Roman Jakobson décrivit les six fonctions du langage : référentielle (contexte), expressive (destinateur), poétique (message), conative (destinataire), phatique (contact) et métalinguistique (code) (1963 : 209-248). Mais l’école de Palo Alto le critiqua à cause de la linéarité de son schéma de communication, « allant de l’émetteur au récepteur, sur le modèle du télégraphe ». (Philippe, 2008 : 77)

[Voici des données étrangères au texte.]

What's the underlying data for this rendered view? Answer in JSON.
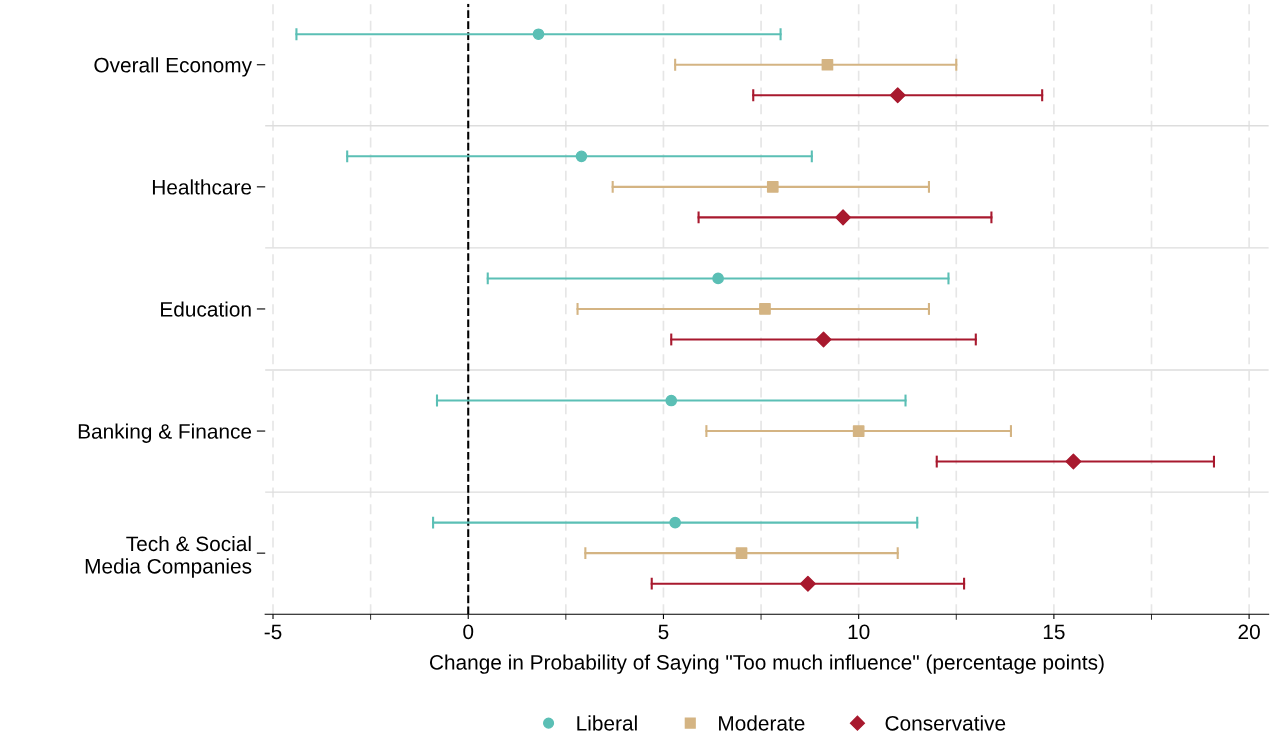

Edgar Morin, quant à lui, a précisé « l’enjeu humain de la communication » (1998/2008). Nous communiquons avec un objet précis, écrit-il, « pour informer, s’informer, connaître, se connaître éventuellement, expliquer, s’expliquer, comprendre, se comprendre » (21).

Dans le domaine qui nous concerne, à savoir l’apprentissage et l’utilisation de la L2, le CECRL précise le but de l’acte de communication pour l’utilisateur de la langue L2 :

Un utilisateur de la langue s’engage dans un acte de communication avec un ou plusieurs interlocuteurs afin de répondre à un ou des besoins dans une situation donnée. (2001 : 46) Nous pouvons représenter ce but, ce contexte, par la figure suivante :

Figure 6—Contexte de l’acte de communication pour l’utilisateur de la langue L2,

Situation

Besoins

Une recherche portant sur les quatre paramètres encadrés va guider nos recherches en entreprise et nous permettre de filer la trame de nos entretiens.